- Engraving of a portrait of Brooke by his nephew, Henry Brooke
- Born: 1703 Mullagh, County Cavan, Kingdom of Ireland
- Died: 10 October 1783 (aged 80) Dublin
- Occupations: novelist, dramatist
- Notable work: The Fool of Quality (1766–70)
- Children: Charlotte Brooke

= Henry Brooke (writer) =

Irish novelist and dramatist

Henry Brooke (1703 – 10 October 1783) was an Irish novelist and dramatist. He was born and raised at Rantavan House near Mullagh, a village in the far south of County Cavan in Ireland, the son of a clergyman, and he later studied law at Trinity College, Dublin, but embraced literature as a career.

== Life ==
Brooke's father was The Reverend William Brooke (1669–1745), a wealthy Church of Ireland rector of Killinkere and Mullagh within the Church of Ireland Diocese of Kilmore. His mother was Lettice Digby, daughter of Simon Digby, bishop of Elphin. He had two brothers. He matriculated into Trinity College in 1720. He left for London in 1724 to study law at the Temple, but returned to Ireland following the death of his maternal aunt, and his appointment as a guardian to his cousin, Catherine Meares (1712/13–1773). They later married in secret before 1728. Brooke returned to London to recommence his legal career and embark on a literary one.

His philosophical poem Universal Beauty was published in 1735, and Alexander Pope thought its sentiments and poetry fine. He then turned dramatist by adapting extant plays, such as The Earl of Essex. His Gustavus Vasa (1739) has the distinction of being the first play banned by the Licensing Act 1737. The play concerned the liberation of Sweden from Denmark in 1521 by Riksföreståndare (Protector of the Realm or Regent) Gustav Vasa (who later became King Gustav I of Sweden). Sir Robert Walpole believed that the villain of the play resembled him. Further, a facetious "attack" on it was the first public writing of Samuel Johnson, whose A Complete Vindication of the Licensers of the English Stage feigns support for Walpole while it drives the censor's argument to reductio ad absurdum.
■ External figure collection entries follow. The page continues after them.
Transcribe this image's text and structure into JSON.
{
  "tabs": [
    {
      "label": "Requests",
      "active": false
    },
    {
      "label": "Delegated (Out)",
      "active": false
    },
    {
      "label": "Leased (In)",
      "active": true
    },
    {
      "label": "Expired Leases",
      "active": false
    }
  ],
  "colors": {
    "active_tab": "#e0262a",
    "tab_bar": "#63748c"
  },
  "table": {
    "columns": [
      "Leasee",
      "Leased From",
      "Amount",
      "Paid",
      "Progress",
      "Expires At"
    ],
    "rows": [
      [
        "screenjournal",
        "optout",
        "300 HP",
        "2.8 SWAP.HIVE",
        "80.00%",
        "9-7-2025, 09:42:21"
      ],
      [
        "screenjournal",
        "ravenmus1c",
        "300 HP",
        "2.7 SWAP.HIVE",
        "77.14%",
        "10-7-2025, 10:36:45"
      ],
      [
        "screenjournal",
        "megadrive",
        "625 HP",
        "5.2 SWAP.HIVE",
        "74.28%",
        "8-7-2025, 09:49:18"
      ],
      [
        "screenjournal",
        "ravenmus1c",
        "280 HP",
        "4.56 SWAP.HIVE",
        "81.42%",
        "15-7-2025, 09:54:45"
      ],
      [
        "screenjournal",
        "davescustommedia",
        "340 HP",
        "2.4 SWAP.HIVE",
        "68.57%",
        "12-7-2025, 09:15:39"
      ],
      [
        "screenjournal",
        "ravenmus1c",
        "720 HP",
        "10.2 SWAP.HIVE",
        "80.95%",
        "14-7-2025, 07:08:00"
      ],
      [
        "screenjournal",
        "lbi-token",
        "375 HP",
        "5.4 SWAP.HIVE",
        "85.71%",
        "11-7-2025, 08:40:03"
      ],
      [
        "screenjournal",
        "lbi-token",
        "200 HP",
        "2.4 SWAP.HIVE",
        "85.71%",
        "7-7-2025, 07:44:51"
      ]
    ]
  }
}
Brooke had a difficult life and made a very poor living. The Licensing Act 1737 robbed him of his primary avenue to making a living, for, after the Act, he was the first man banned by it. Whatever fame this lent him was made up for by his inability to get new plays performed. His greatest commercial successes came from the Earl of Essex and his two novels, The Fool of Quality (1760-1772) and Juliet Grenville (1774), which are two of the finest sentimental novels. John Wesley was so fond of The Fool of Quality, in which Brooke declares his belief in universal salvation, that he sought to have a copy of it given out to all new Methodist churches.

Brooke lived in Ireland most of his life, but he spent time in London when his plays were on the stage. In politics, he was somewhat radical in arguing publicly for loosening the laws persecuting Roman Catholics in the United Kingdom.

Later, his Earl of Essex came back to the boards in a revival. Again, Samuel Johnson offered his public support of Brooke, but when he heard the Earl saying at the end of Act II, "Who rules o'er free men must himself be free," Johnson replied, "Who drives fat oxen must himself be fat." Although Johnson was objecting to the misuse and overuse of "freedom" and was at that time in a vexatious debate over the United States War of Independence (saying, "Why is it that we hear the loudest cries for liberty from the drivers of Negroes?"), Brooke was mortified by Johnson's parody and changed the line for his Collected Works.

He had twenty-two children. Of these, only Charlotte (the second youngest) and Arthur survived adolescence. Charlotte oversaw the publication of Brooke's Works after his death, and was herself an important figure in the history of Irish literature, publishing Reliques of Irish Poetry (1789) and working to increase the profile of Irish language poetry.